Robert Bicknell, operations manager and director of golf at Kings Island where Vietnamese currently make up around 10 percent of its 600 members, concurs. "There is a prestige attached to playing golf. It is a rich man's sport in any developing country but there is a trickle down effect over the years as incomes change.

"Thailand opened its first courses 40-50 years ago but now nearly everyone can play. In Vietnam there is a developing middle class and soon they will also be able to afford to take up the game. Developers are looking at the long term," he said. Annual average GDP per capita for the Southeast Asian nation's predominantly rural population of 80 million is a paltry 400 dollars, but this figure is much higher in Vietnam's major cities. Bicknell also believes the government has cannily recognised that golf courses can play their part in attracting foreign investors needing to provide corporate perks for their expatriate staff.

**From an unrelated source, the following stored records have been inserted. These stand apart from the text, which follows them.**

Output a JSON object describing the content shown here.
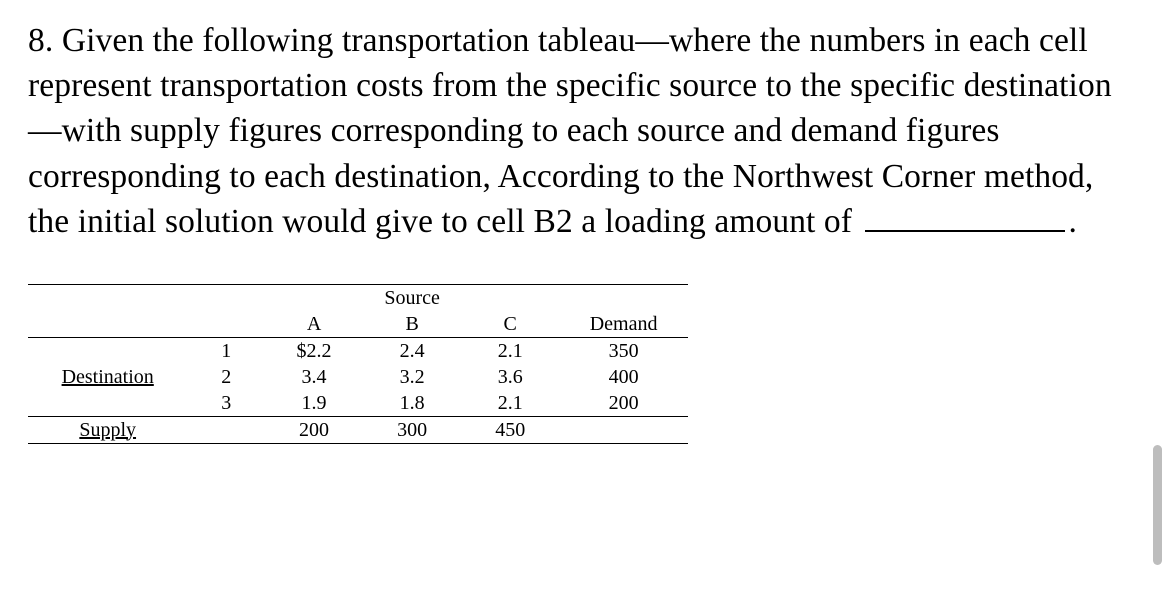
{
  "question": {
    "number": "8.",
    "text": "Given the following transportation tableau—where the numbers in each cell represent transportation costs from the specific source to the specific destination—with supply figures corresponding to each source and demand figures corresponding to each destination, According to the Northwest Corner method, the initial solution would give to cell B2 a loading amount of",
    "trailing_period": "."
  },
  "table": {
    "source_header": "Source",
    "cols": {
      "A": "A",
      "B": "B",
      "C": "C"
    },
    "demand_header": "Demand",
    "destination_label": "Destination",
    "supply_label": "Supply",
    "rows": [
      {
        "id": "1",
        "A": "$2.2",
        "B": "2.4",
        "C": "2.1",
        "demand": "350"
      },
      {
        "id": "2",
        "A": "3.4",
        "B": "3.2",
        "C": "3.6",
        "demand": "400"
      },
      {
        "id": "3",
        "A": "1.9",
        "B": "1.8",
        "C": "2.1",
        "demand": "200"
      }
    ],
    "supply": {
      "A": "200",
      "B": "300",
      "C": "450"
    }
  },
  "chart_data": {
    "type": "table",
    "title": "Transportation tableau",
    "sources": [
      "A",
      "B",
      "C"
    ],
    "destinations": [
      "1",
      "2",
      "3"
    ],
    "costs": [
      [
        2.2,
        2.4,
        2.1
      ],
      [
        3.4,
        3.2,
        3.6
      ],
      [
        1.9,
        1.8,
        2.1
      ]
    ],
    "demand": [
      350,
      400,
      200
    ],
    "supply": [
      200,
      300,
      450
    ]
  }
}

"It understands the value of golf as a business and investment tool and it can show investors that Vietnam is becoming quite cosmopolitan," he said. Although there are no official figures, industry experts estimate there are currently only around 600 Vietnamese golfers -- not including caddies who play whenever given the chance -- but say their numbers are swelling each day. "Vietnamese businessmen seem to be buying up the most memberships nationwide at the moment. They've got the money and regard a membership as a vital business tool," said Bicknell.

To meet Vietnam's rising income levels, Kings Island, which is set in the middle of a natural reservoir and surrounded by towering, majestic hills, is in the process of building another 18 holes as well as a new clubhouse. But the monopoly the club has enjoyed since 1993 is about to be broken. The Chi Linh Star Golf and Country Club, around 70 kilometres northeast of Hanoi in Hai Duong province, is scheduled to open the first nine holes of its planned 36-hole development next month.

Another local company has also drawn up plans for a 40-million dollar 36-hole project complete with a conference centre in Vinh Phuc. It, however, remains bogged down in a legal dispute with ethnic minority villagers refusing to relocate, and work is not expected to commence until early next year. Kings Island's Bicknell says he welcomes the competition. "We have done 320 rounds in a single day which is absolutely torture. There's enough demand to keep us all happy.

"Furthermore, from a playing perspective it gives golfers more options in terms of courses, and that will force clubs to raise their standards which ultimately benefits everyone," he said.

Agence France Press - October 26, 2003.